The former Pavement frontman's sixth solo album, Wig Out at Jagbags needs more wig out, less jagbag

Photo: Leah Nash
By default, and a little bit by its title alone, Wig Out at Jagbags is the album of the week. Dropping an LP in the dead zone of early January has become a savvy marketing move in the record biz. There's little to no competition; blogs and papers need something to write about. Easy-peasy press. Unfortunately, that leaves 51 weeks for us to forget the autopilot antics of Stephen Malkmus's sixth solo outing.

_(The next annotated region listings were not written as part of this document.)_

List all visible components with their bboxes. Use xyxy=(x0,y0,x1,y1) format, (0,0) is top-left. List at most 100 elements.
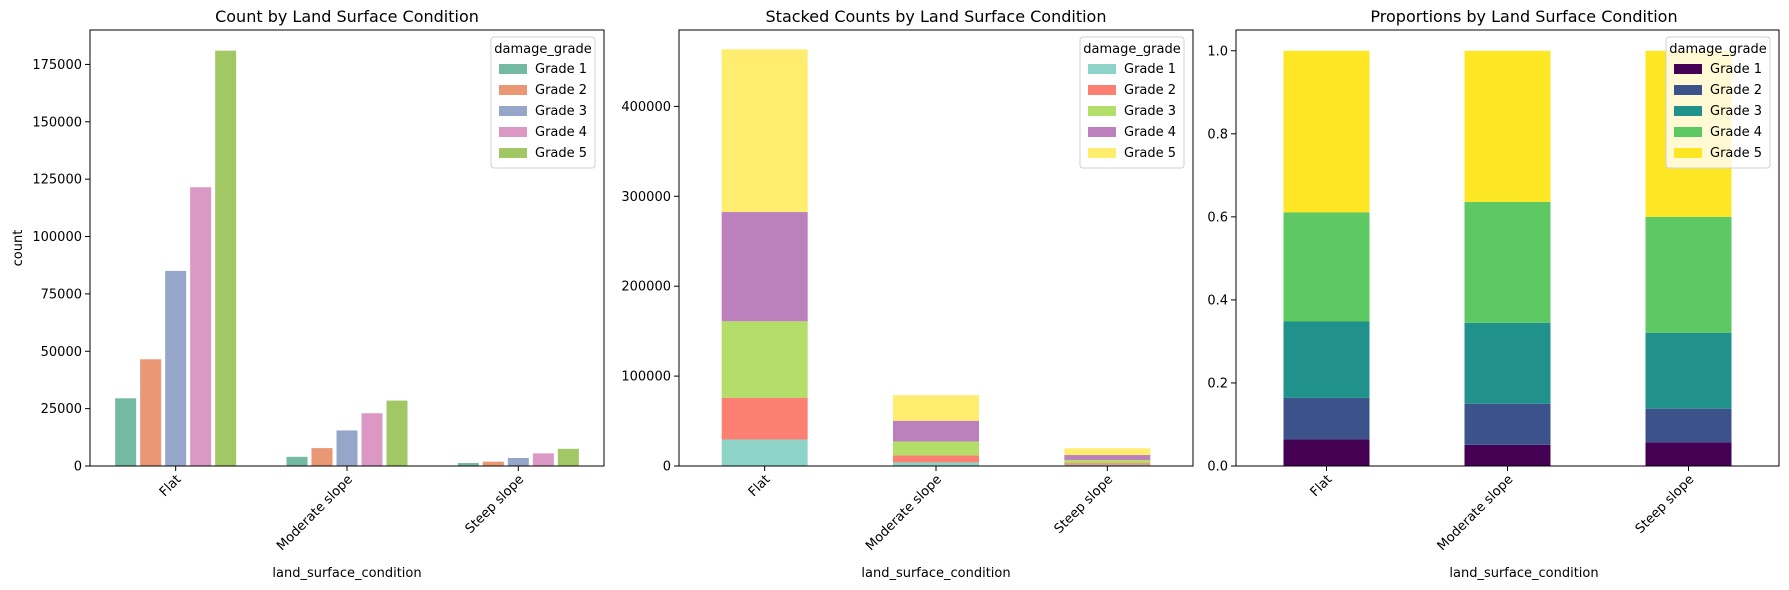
bar-grade-2-steep-slope xyxy=(482,461,504,466)
bar-grade-4-steep-slope xyxy=(532,453,554,466)
bar-grade-2-steep-slope xyxy=(1645,408,1732,443)
bar-grade-5-flat xyxy=(215,50,237,467)
y-tick-label: 0 xyxy=(74,460,82,475)
legend-item: Grade 1 xyxy=(1124,62,1176,77)
bar-grade-5-steep-slope xyxy=(1064,448,1151,456)
y-tick-label: 100000 xyxy=(32,230,82,245)
y-axis-label: count xyxy=(11,230,26,267)
bar-grade-4-steep-slope xyxy=(1645,216,1732,333)
y-tick-label: 0.6 xyxy=(1207,210,1228,225)
legend-swatch xyxy=(1674,85,1702,95)
bar-grade-2-moderate-slope xyxy=(893,455,979,463)
y-tick-label: 100000 xyxy=(621,370,671,385)
y-tick-label: 75000 xyxy=(41,287,82,302)
bar-grade-4-moderate-slope xyxy=(361,413,383,466)
legend-item: Grade 1 xyxy=(535,62,587,77)
bar-grade-5-flat xyxy=(721,49,808,213)
legend-item: Grade 3 xyxy=(535,104,587,119)
bar-grade-4-flat xyxy=(190,187,212,466)
bar-grade-4-flat xyxy=(1283,212,1370,322)
legend-swatch xyxy=(1088,148,1116,158)
y-tick-label: 0.2 xyxy=(1207,376,1228,391)
legend-title: damage_grade xyxy=(494,42,591,57)
legend-swatch xyxy=(499,85,527,95)
bar-grade-2-moderate-slope xyxy=(1464,403,1551,445)
bar-grade-3-flat xyxy=(721,321,808,398)
chart-panel-count: Count by Land Surface Condition 0 25000 50… xyxy=(11,7,605,581)
legend-swatch xyxy=(1674,148,1702,158)
legend-item: Grade 4 xyxy=(535,125,587,140)
bar-grade-1-moderate-slope xyxy=(286,456,308,466)
y-tick-label: 0.0 xyxy=(1207,460,1228,475)
y-tick-label: 300000 xyxy=(621,190,671,205)
chart-title: Count by Land Surface Condition xyxy=(215,7,479,26)
legend: damage_grade Grade 1 Grade 2 Grade 3 Grade 4… xyxy=(1079,36,1185,169)
bar-grade-1-moderate-slope xyxy=(893,462,979,466)
bar-grade-2-steep-slope xyxy=(1064,463,1151,465)
bar-grade-4-moderate-slope xyxy=(893,420,979,442)
bar-grade-4-moderate-slope xyxy=(1464,201,1551,323)
x-axis-label: land_surface_condition xyxy=(272,566,421,581)
legend-swatch xyxy=(1674,127,1702,137)
x-axis-label: land_surface_condition xyxy=(1449,566,1598,581)
legend-swatch xyxy=(1674,64,1702,74)
bar-grade-3-flat xyxy=(165,270,187,466)
bar-grade-3-steep-slope xyxy=(1645,332,1732,409)
bar-grade-3-moderate-slope xyxy=(336,430,358,466)
chart-title: Proportions by Land Surface Condition xyxy=(1370,7,1677,26)
legend-swatch xyxy=(1088,85,1116,95)
legend-item: Grade 2 xyxy=(1710,83,1762,98)
legend-swatch xyxy=(1088,64,1116,74)
bar-grade-2-flat xyxy=(140,359,162,466)
y-tick-label: 50000 xyxy=(41,345,82,360)
bar-grade-5-flat xyxy=(1283,50,1370,213)
legend-swatch xyxy=(499,148,527,158)
bar-grade-1-flat xyxy=(1283,439,1370,466)
legend-item: Grade 3 xyxy=(1710,104,1762,119)
bar-grade-3-steep-slope xyxy=(1064,459,1151,464)
bar-grade-3-moderate-slope xyxy=(893,441,979,456)
legend-item: Grade 1 xyxy=(1710,62,1762,77)
legend-swatch xyxy=(499,127,527,137)
legend-item: Grade 2 xyxy=(535,83,587,98)
y-tick-label: 200000 xyxy=(621,280,671,295)
y-tick-label: 0 xyxy=(663,460,671,475)
bar-grade-1-steep-slope xyxy=(457,463,479,466)
y-tick-label: 0.8 xyxy=(1207,127,1228,142)
y-tick-label: 125000 xyxy=(32,173,82,188)
bar-grade-5-steep-slope xyxy=(557,448,579,466)
bar-grade-1-steep-slope xyxy=(1645,442,1732,466)
bar-grade-3-moderate-slope xyxy=(1464,322,1551,404)
y-tick-label: 175000 xyxy=(32,58,82,73)
y-tick-label: 25000 xyxy=(41,402,82,417)
legend-item: Grade 5 xyxy=(1710,146,1762,161)
bar-grade-5-moderate-slope xyxy=(893,395,979,421)
y-tick-label: 150000 xyxy=(32,115,82,130)
legend: damage_grade Grade 1 Grade 2 Grade 3 Grade 4… xyxy=(1665,36,1771,169)
legend-swatch xyxy=(1088,127,1116,137)
bar-grade-1-flat xyxy=(115,398,137,466)
legend-title: damage_grade xyxy=(1669,42,1766,57)
bar-grade-1-flat xyxy=(721,439,808,466)
bar-grade-5-moderate-slope xyxy=(386,400,408,466)
legend: damage_grade Grade 1 Grade 2 Grade 3 Grade 4… xyxy=(490,36,596,169)
y-tick-label: 1.0 xyxy=(1207,44,1228,59)
legend-item: Grade 2 xyxy=(1124,83,1176,98)
x-axis-label: land_surface_condition xyxy=(861,566,1010,581)
legend-item: Grade 5 xyxy=(535,146,587,161)
legend-item: Grade 3 xyxy=(1124,104,1176,119)
bar-grade-2-flat xyxy=(721,397,808,440)
legend-swatch xyxy=(1088,106,1116,116)
legend-swatch xyxy=(499,64,527,74)
legend-item: Grade 4 xyxy=(1124,125,1176,140)
bar-grade-2-moderate-slope xyxy=(311,448,333,466)
bar-grade-5-moderate-slope xyxy=(1464,50,1551,202)
y-tick-label: 0.4 xyxy=(1207,293,1228,308)
legend-item: Grade 4 xyxy=(1710,125,1762,140)
bar-grade-3-steep-slope xyxy=(507,457,529,466)
legend-item: Grade 5 xyxy=(1124,146,1176,161)
bar-grade-3-flat xyxy=(1283,321,1370,398)
chart-title: Stacked Counts by Land Surface Condition xyxy=(766,7,1107,26)
y-tick-label: 400000 xyxy=(621,100,671,115)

It now seems as if the erstwhile Pavement frontman will never again find sounds to match his rich, smart-stupid vocabulary. The prodigious guitarist sounds bored with his instrument. The stronger first half of Jagbags comes off as the basement ramblings of a classic rock scholar, with songs sounding like overwhipped Cream, dad's Doors tribute band, the Pixies at a rib fest, Lou Reed singing in a Barnes & Noble kids department. Never quite as kooky as it thinks it is, the record aims for a lazy rehash of Wowie Zowie, but plays like a sequel to 2011's Mirror Traffic, minus the hollow allure of the "produced by Beck" tag. At this point, it's hard to tell if Malkmus is winking too hard, or if he's entered a REM sleep stage.

There are some pleasantly unexpected moments—the drunken piano rambling under "Lariat," the drowsy horn on "J Smoov," the return of the brass on kind of Chicago-ish "Chartjunk." Speaking of Chicago, our most famous musician bar makes an appearance on "Rumble at the Rainbo." Malkmus sings, "Come and join us in the punk rock tomb… No one here has changed, and no one ever will."

As always, the line between sincerity and satire is harder to discern than the lane dividers on the Indiana Toll Road during a lake-effect blizzard. But I'll take that over the board-game-and-Condoleezza-Rice-name-dropping goobledygook of "Scattegories." My favorite line of the record, the one I can remember without referencing, is "I often jumpcut to my future days." I like that thought. But who is he kidding? Musically, Malkmus is looking straight backward. Come to think of it, that line could just as well be some smart-assed reference to a Can album.